La problemática salida de Iraq

El lunes pasado, ante una convención de veteranos de guerra, Obama confirmó que a finales de este mes de agosto solo quedará en Iraq un contingente de unos 50.000 soldados, tal como había prometido hace dos años durante la campaña electoral. Estas tropas, recordó el Presidente, permanecerán allí hasta finalizar el próximo año, dedicadas a apoyar e instruir a las fuerzas de seguridad iraquíes, proteger al personal e instalaciones de EEUU en ese país (su embajada en Bagdad es un enorme complejo fortificado, capaz de albergar un millar de funcionarios) y organizar operaciones antiterroristas.

También cambiará el actual nombre en código de la intervención militar de EEUU en Iraq, “Libertad iraquí”, que pasará a ser conocida como operación “Nuevo amanecer”. Esto traerá, sin duda, algunos recuerdos a los lectores españoles de cierta edad. Por el bien de los iraquíes -que ya han sufrido bastante-, hay que desear que su amanecer sea más democrático y menos sangriento que el que trajo a nuestro país el que se cita en el himno oficial de la Falange Española.

Gracias a reafirmar públicamente ese punto de su programa electoral, Obama puede pasar por alto, una vez más, el flagrante incumplimiento de otra promesa que despertó grandes expectativas: el cierre de la prisión militar de Guantánamo. En todo caso, y como era de esperar, la declaración presidencial ha suscitado numerosos comentarios en uno y otro sentido.

El aspecto que ha sido más discutido es el que se refiere a la retirada definitiva que se completará al concluir 2011. Como esto es parte de un acuerdo formalmente suscrito entre el Gobierno iraquí y el de EEUU (durante la presidencia de Bush), solo podría modificarse renegociándolo con Bagdad, donde todavía el resultado de las elecciones celebradas en marzo pasado no se ha materializado en la formación de un nuevo Gobierno que refleje sus resultados.
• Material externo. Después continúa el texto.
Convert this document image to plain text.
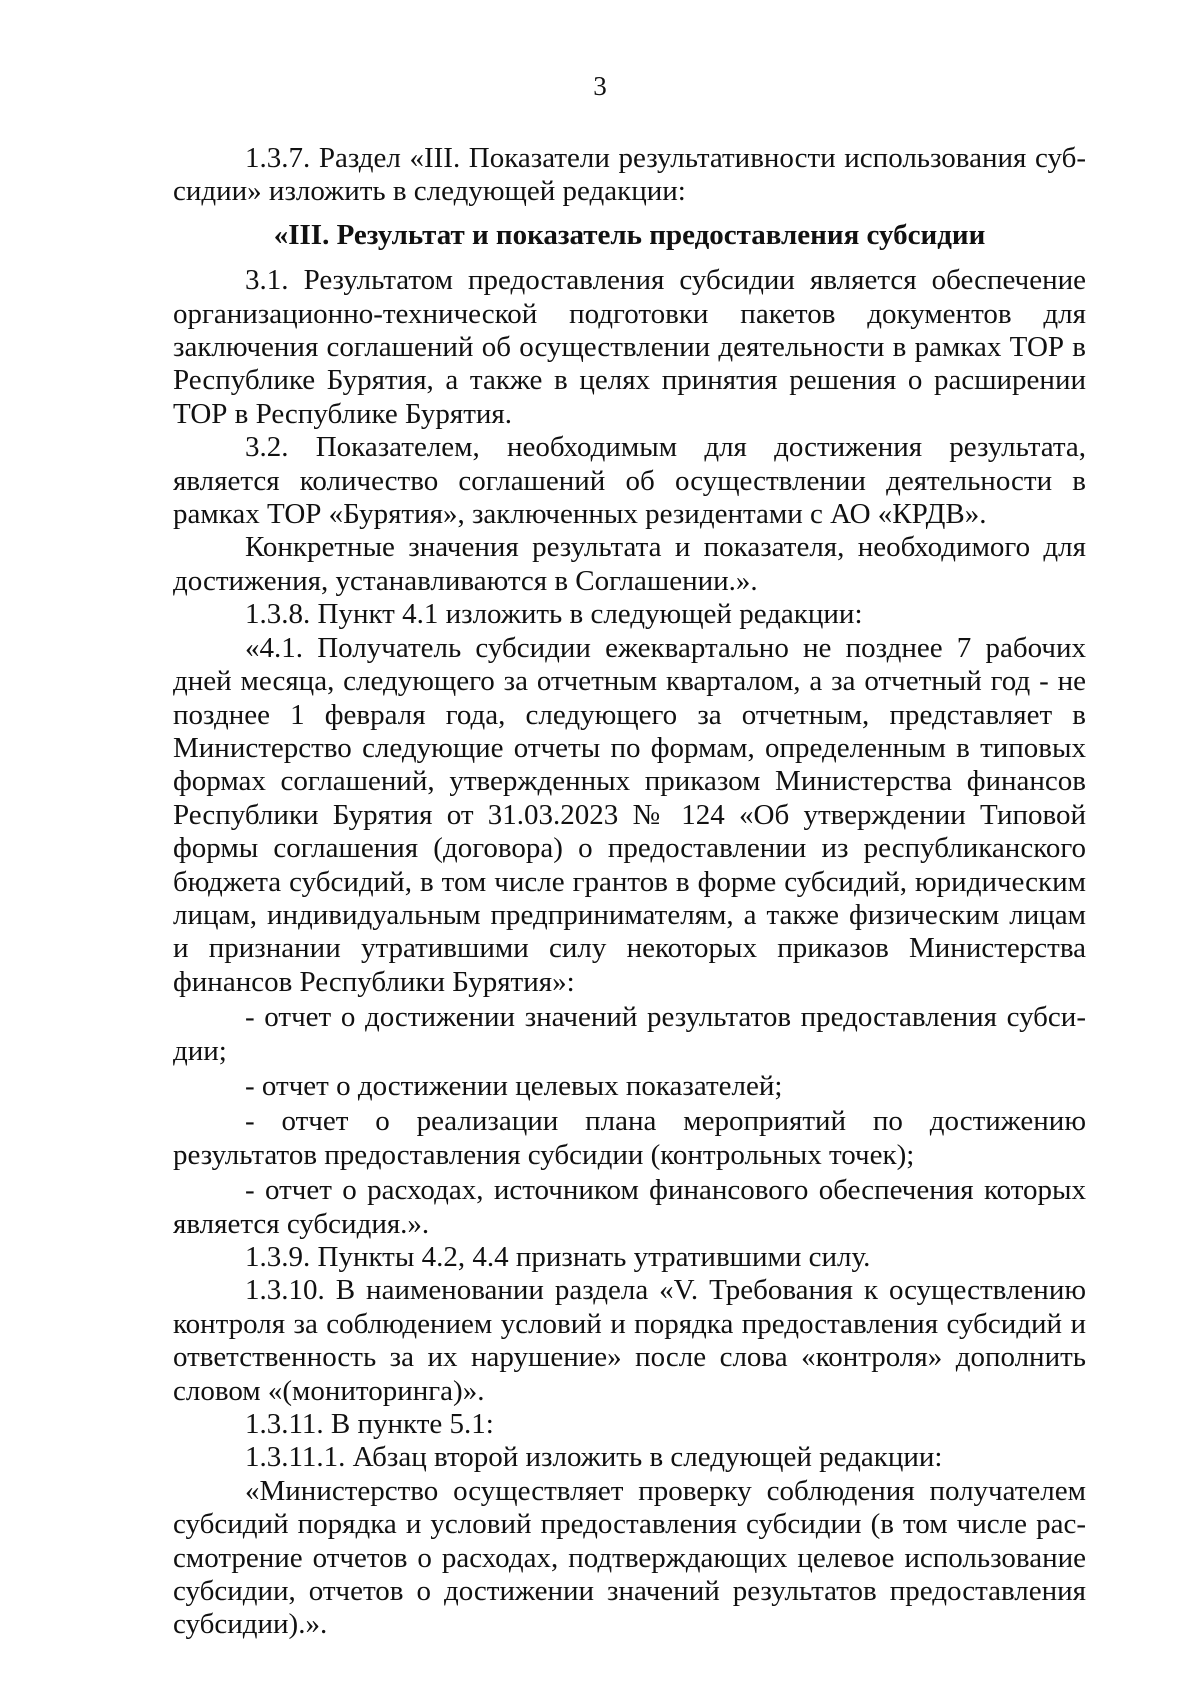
3

1.3.7. Раздел «III. Показатели результативности использования субсидии» изложить в следующей редакции:

«III. Результат и показатель предоставления субсидии

3.1. Результатом предоставления субсидии является обеспечение организационно-технической подготовки пакетов документов для заключения соглашений об осуществлении деятельности в рамках ТОР в Республике Бурятия, а также в целях принятия решения о расширении ТОР в Республике Бурятия.

3.2. Показателем, необходимым для достижения результата, является количество соглашений об осуществлении деятельности в рамках ТОР «Бурятия», заключенных резидентами с АО «КРДВ».

Конкретные значения результата и показателя, необходимого для достижения, устанавливаются в Соглашении.».

1.3.8. Пункт 4.1 изложить в следующей редакции:

«4.1. Получатель субсидии ежеквартально не позднее 7 рабочих дней месяца, следующего за отчетным кварталом, а за отчетный год - не позднее 1 февраля года, следующего за отчетным, представляет в Министерство следующие отчеты по формам, определенным в типовых формах соглашений, утвержденных приказом Министерства финансов Республики Бурятия от 31.03.2023 № 124 «Об утверждении Типовой формы соглашения (договора) о предоставлении из республиканского бюджета субсидий, в том числе грантов в форме субсидий, юридическим лицам, индивидуальным предпринимателям, а также физическим лицам и признании утратившими силу некоторых приказов Министерства финансов Республики Бурятия»:

- отчет о достижении значений результатов предоставления субсидии;

- отчет о достижении целевых показателей;

- отчет о реализации плана мероприятий по достижению результатов предоставления субсидии (контрольных точек);

- отчет о расходах, источником финансового обеспечения которых является субсидия.».

1.3.9. Пункты 4.2, 4.4 признать утратившими силу.

1.3.10. В наименовании раздела «V. Требования к осуществлению контроля за соблюдением условий и порядка предоставления субсидий и ответственность за их нарушение» после слова «контроля» дополнить словом «(мониторинга)».

1.3.11. В пункте 5.1:

1.3.11.1. Абзац второй изложить в следующей редакции:

«Министерство осуществляет проверку соблюдения получателем субсидий порядка и условий предоставления субсидии (в том числе рассмотрение отчетов о расходах, подтверждающих целевое использование субсидии, отчетов о достижении значений результатов предоставления субсидии).».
Una primera objeción de urgencia es obligada: no existe Fuerza Aérea en Iraq y, por tanto, la retirada total de EEUU dejaría a este país sin posibilidad de controlar su propio espacio aéreo, con todo lo que esto significa en una región de tan crítica inestabilidad. ¿Habrá que hacer una excepción con la Aviación de EEUU? Obama, una vez más, parece haberse dejado atrapar por sus buenos deseos: “Nuestro compromiso con Iraq está cambiando, desde un esfuerzo militar conducido por nuestras tropas hacia un esfuerzo civil gestionado por nuestros diplomáticos”. ¿Tienen éstos capacidad suficiente para cubrir tan amplia responsabilidad?

Es fácil, por el contrario, interpretar muy negativamente la designación de una fecha fija de retirada: puede considerarse como un modo de sugerir a la insurgencia que tenga paciencia y espere, que se rearme en la clandestinidad y que esté dispuesta a volver a poner toda la carne en el asador a partir de esa fecha, en la casi seguridad de que las circunstancias volverán a serle favorables.
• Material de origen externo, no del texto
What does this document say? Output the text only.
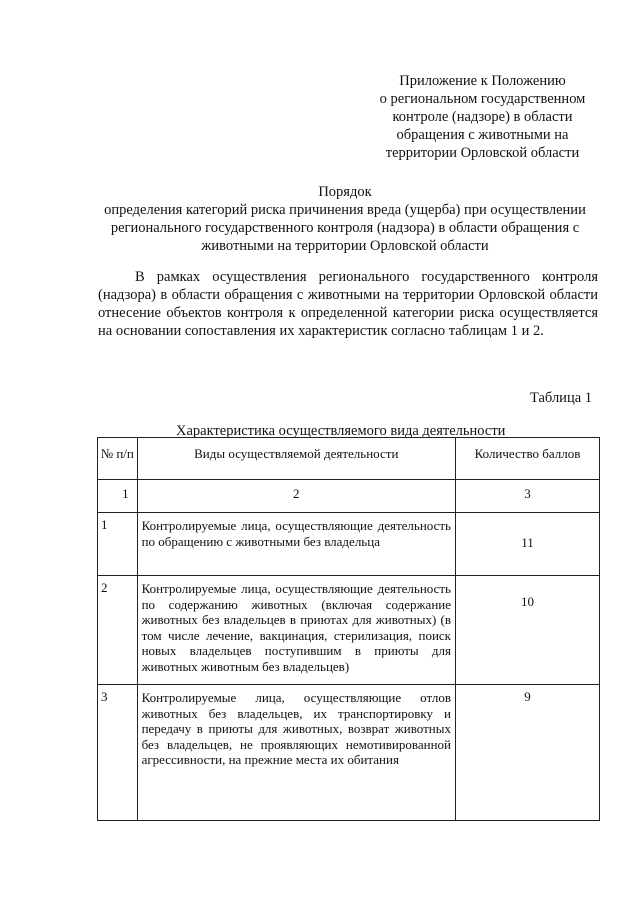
Приложение к Положению
о региональном государственном
контроле (надзоре) в области
обращения с животными на
территории Орловской области
Порядок
определения категорий риска причинения вреда (ущерба) при осуществлении
регионального государственного контроля (надзора) в области обращения с
животными на территории Орловской области
В рамках осуществления регионального государственного контроля (надзора) в области обращения с животными на территории Орловской области отнесение объектов контроля к определенной категории риска осуществляется на основании сопоставления их характеристик согласно таблицам 1 и 2.
Таблица 1
Характеристика осуществляемого вида деятельности
№ п/п	Виды осуществляемой деятельности	Количество баллов
1	2	3
1	Контролируемые лица, осуществляющие деятельность по обращению с животными без владельца	11
2	Контролируемые лица, осуществляющие деятельность по содержанию животных (включая содержание животных без владельцев в приютах для животных) (в том числе лечение, вакцинация, стерилизация, поиск новых владельцев поступившим в приюты для животных животным без владельцев)	10
3	Контролируемые лица, осуществляющие отлов животных без владельцев, их транспортировку и передачу в приюты для животных, возврат животных без владельцев, не проявляющих немотивированной агрессивности, на прежние места их обитания	9
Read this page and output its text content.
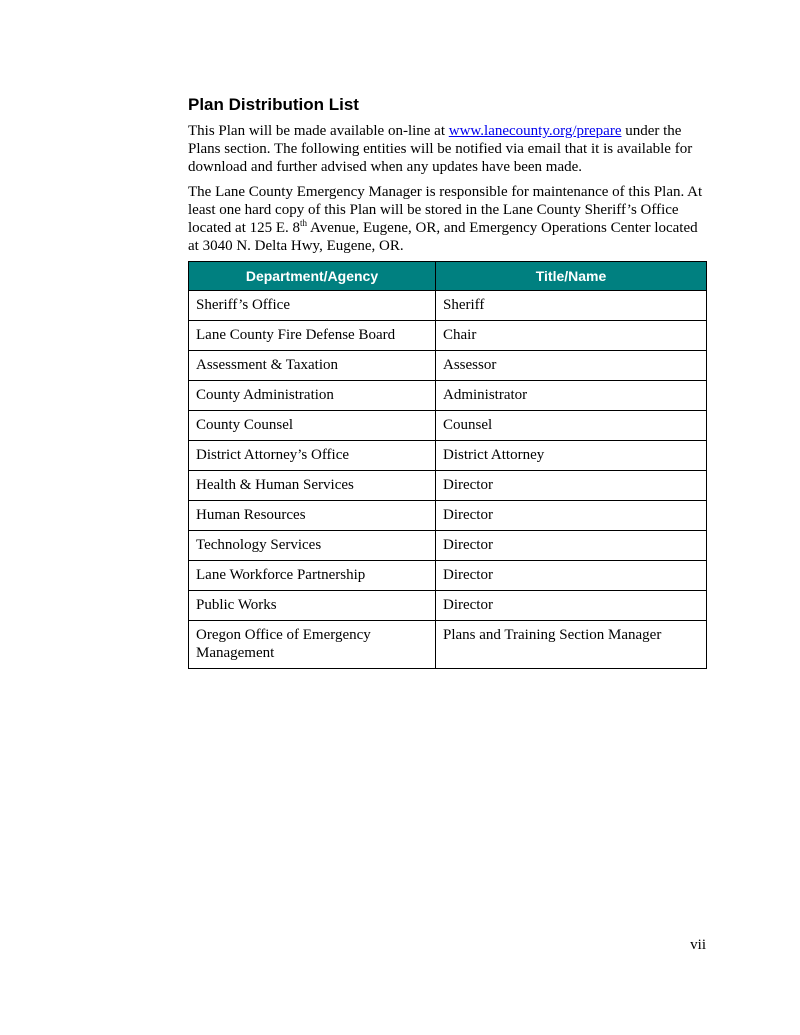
Plan Distribution List

This Plan will be made available on-line at www.lanecounty.org/prepare under the Plans section. The following entities will be notified via email that it is available for download and further advised when any updates have been made.

The Lane County Emergency Manager is responsible for maintenance of this Plan. At least one hard copy of this Plan will be stored in the Lane County Sheriff’s Office located at 125 E. 8th Avenue, Eugene, OR, and Emergency Operations Center located at 3040 N. Delta Hwy, Eugene, OR.

Department/Agency	Title/Name
Sheriff’s Office	Sheriff
Lane County Fire Defense Board	Chair
Assessment & Taxation	Assessor
County Administration	Administrator
County Counsel	Counsel
District Attorney’s Office	District Attorney
Health & Human Services	Director
Human Resources	Director
Technology Services	Director
Lane Workforce Partnership	Director
Public Works	Director
Oregon Office of Emergency Management	Plans and Training Section Manager
vii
Al final, ¿de qué ha servido todo esto? Ni Sadam Hussein tenía armas de destrucción masiva, ni Iraq había participado en los ataques terroristas contra EEUU en septiembre de 2001, ni la invasión iba a crear una democracia donde solo existía una brutal dictadura de carácter laico (no muy distinta a otras coetáneas), sustituida ahora por un hervidero de odios y rivalidades religiosas. Hubo una embajadora de EEUU en Bagdad que con imprudencia, y probablemente recordando el viejo entendimiento entre los dos países durante la guerra entre Iraq e Irán, contribuyó en 1990 a dar luz verde a Sadam en su conflicto petrolífero con Kuwait. Propició con ello una desastrosa y acelerada sucesión de prolongadas violencias que todavía prosigue hoy. Un distinguido miembro de la élite washingtoniana opinó poco después que “había que bombardear Iraq hasta hacerlo volver a la Edad de Piedra”. Cuando la Historia juzgue lo ocurrido es muy probable que reparta las responsabilidades casi por igual entre el execrado y ahorcado dictador iraquí y los falaces, prepotentes y presuntuosos gobernantes occidentales que creyeron que las armas lo arreglarían todo.

Los actuales ocupantes de Iraq y Afganistán harían bien en recordar una frase de aquel pacifista que liberó la India del dominio británico sin disparar un solo tiro: “No hay ningún pueblo en la Tierra que no prefiera un mal Gobierno suyo a un buen Gobierno de una potencia extranjera”. Lo que es doblemente cierto si, además, los modos de gobierno que aplican los ocupantes, aunque sea desde la sombra y mediante presiones más o menos solapadas, no se distinguen precisamente por su eficacia ni por su adaptación a las peculiares circunstancias de los dos países que han venido sufriendo los efectos de las guerras promovidas por EEUU y sus aliados.